Profit evaluation inclusive of reserve pricing for renewable-integrated GENCOs

Saurabh Kumar ORCID logo, Bharti Dwivedi ORCID logo and Nitin Anand Shrivastava ORCID logo

Abstract

Under the deregulated market scenario, the electric power industry is rapidly getting transformed due to integration of increasing renewable generation. Profit maximization has always been of highest priority for all the stakeholders. The generation planning problem is an important problem in the operation and planning of power systems which is required to be solved to accomplish the maximum profit. The individual GENeration COmpanies (GENCOs) are envisioning their most profitable Unit Commitment (UC) in the light of the available forecasts of availability of solar and wind power, energy prices and reserve prices during a given scheduling period. This paper presents a UC strategy for GENCOs’ profit with a generation portfolio comprising thermal generation, wind generation, and solar PV generation in different combinations. Priority List Method (PLM) and Modified Particle Swarm Optimization (PSO) with Time-Varying Acceleration Coefficients (PSO-TVAC) solution technique is deployed on the MATLAB platform. The aim is to maximize the profit while satisfying the load demand together with maintaining sufficient reserve at each hour. Sensitivity analysis of profit has also been carried out to showcase the impact of different pricing techniques, different parameters chosen and the different bidding prices for the power dispatched as well as for the reserve power maintained. The observations that emerged through the presented solution model may help develop an insight to the GENCOs to gain maximum profits.

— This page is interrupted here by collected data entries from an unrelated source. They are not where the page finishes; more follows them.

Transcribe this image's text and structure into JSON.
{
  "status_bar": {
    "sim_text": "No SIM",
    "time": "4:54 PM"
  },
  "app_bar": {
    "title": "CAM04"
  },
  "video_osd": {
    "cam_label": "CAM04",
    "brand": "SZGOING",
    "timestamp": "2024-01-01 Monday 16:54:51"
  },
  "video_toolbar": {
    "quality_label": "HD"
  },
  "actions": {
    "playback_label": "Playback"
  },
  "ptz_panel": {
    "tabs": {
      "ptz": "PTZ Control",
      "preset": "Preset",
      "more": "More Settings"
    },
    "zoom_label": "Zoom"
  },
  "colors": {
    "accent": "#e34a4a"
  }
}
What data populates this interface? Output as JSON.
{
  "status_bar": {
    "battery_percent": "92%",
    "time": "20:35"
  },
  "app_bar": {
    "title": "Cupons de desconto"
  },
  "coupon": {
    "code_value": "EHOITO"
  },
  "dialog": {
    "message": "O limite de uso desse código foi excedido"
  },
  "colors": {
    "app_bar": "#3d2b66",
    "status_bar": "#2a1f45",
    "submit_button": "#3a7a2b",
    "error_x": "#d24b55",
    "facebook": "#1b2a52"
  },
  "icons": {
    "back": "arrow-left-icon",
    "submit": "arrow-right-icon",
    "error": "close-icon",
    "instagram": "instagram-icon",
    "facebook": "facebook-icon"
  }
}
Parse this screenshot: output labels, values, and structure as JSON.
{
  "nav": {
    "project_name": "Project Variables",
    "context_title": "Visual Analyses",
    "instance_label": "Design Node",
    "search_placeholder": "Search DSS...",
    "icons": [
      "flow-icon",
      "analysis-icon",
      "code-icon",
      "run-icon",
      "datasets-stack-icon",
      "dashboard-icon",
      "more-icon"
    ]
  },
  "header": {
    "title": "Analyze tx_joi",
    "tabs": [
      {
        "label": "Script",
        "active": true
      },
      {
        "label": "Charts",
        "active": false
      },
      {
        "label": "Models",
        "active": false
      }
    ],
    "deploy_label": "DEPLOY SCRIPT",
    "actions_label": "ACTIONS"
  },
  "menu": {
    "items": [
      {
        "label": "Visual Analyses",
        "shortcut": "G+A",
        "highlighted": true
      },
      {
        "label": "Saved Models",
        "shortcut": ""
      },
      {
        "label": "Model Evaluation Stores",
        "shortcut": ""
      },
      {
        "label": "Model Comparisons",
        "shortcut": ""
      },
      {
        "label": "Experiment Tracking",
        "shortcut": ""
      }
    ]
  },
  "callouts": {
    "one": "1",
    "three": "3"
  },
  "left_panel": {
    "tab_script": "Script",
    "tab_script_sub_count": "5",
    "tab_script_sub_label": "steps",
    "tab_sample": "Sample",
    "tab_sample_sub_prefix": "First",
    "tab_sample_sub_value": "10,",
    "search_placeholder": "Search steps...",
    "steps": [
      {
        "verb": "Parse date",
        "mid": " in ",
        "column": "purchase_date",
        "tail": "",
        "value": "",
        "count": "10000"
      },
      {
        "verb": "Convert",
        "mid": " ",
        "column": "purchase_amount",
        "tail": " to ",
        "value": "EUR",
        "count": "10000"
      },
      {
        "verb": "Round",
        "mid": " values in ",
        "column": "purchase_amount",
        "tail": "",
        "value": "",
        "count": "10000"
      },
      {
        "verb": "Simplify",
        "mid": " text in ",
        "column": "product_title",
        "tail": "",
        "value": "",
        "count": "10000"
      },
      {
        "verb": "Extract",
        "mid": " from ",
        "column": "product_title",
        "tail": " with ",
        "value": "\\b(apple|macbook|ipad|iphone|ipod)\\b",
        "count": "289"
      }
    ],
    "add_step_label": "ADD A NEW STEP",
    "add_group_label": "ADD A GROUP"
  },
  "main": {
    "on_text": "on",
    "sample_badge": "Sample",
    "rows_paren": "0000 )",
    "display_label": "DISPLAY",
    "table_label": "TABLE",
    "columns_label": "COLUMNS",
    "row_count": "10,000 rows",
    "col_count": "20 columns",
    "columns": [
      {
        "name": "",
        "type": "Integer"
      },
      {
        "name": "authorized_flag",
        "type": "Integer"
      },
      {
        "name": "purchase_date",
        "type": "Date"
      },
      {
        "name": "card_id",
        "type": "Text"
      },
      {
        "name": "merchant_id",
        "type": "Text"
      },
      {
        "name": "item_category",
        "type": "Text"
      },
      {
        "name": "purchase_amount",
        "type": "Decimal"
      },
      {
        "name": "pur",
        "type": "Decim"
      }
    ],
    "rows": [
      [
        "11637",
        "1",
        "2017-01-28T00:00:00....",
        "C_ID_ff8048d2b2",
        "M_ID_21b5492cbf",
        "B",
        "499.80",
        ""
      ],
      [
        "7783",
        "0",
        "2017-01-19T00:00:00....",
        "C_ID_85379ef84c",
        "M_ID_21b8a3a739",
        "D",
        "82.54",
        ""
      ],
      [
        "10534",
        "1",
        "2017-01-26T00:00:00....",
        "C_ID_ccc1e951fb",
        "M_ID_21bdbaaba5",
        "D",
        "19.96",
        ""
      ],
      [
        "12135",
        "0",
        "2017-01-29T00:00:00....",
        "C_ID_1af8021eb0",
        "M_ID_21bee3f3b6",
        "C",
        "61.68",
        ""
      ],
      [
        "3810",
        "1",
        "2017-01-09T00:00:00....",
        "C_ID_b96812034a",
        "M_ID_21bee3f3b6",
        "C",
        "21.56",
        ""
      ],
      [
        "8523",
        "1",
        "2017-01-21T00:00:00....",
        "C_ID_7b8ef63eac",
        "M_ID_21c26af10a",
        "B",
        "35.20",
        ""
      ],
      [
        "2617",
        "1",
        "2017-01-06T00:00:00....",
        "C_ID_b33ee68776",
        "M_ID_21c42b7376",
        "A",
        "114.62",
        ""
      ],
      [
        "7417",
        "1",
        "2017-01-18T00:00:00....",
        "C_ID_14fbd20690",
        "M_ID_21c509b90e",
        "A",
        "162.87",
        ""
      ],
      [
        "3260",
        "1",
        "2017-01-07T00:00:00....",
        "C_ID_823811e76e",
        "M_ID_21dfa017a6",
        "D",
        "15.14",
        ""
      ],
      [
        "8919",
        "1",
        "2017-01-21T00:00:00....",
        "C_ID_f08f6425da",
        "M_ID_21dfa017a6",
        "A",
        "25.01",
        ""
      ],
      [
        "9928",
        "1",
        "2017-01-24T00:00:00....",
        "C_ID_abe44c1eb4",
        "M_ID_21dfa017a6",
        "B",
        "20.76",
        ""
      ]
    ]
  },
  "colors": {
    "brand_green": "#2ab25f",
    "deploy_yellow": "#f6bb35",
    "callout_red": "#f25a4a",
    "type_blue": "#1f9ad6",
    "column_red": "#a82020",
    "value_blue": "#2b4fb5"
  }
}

Corresponding author: Saurabh Kumar, Department of Electrical Engineering, Institute of Engineering and Technology, Lucknow, Uttar Pradesh, 226021, India, E-mail:

Funding source: Dr. APJ Abdul Kalam Technical University, Lucknow

Funding source: Institute of Engineering and Technology, Lucknow

Acknowledgment

The authors would like to acknowledge Homi Bhabha Teaching Assistant Fellowship of Dr. APJ Abdul Kalam Technical University, Lucknow and Institute of Engineering and Technology, Lucknow for supporting this research.

  1. Author contributions: All the authors have accepted responsibility for the entire content of this submitted manuscript and approved submission.

  2. Research funding: The study was supported by the Homi Bhabha Teaching Assistant Fellowship of Dr. APJ Abdul Kalam Technical University, Lucknow and Institute of Engineering and Technology, Lucknow.

  3. Conflict of interest statement: The authors declare no conflicts of interest regarding this article.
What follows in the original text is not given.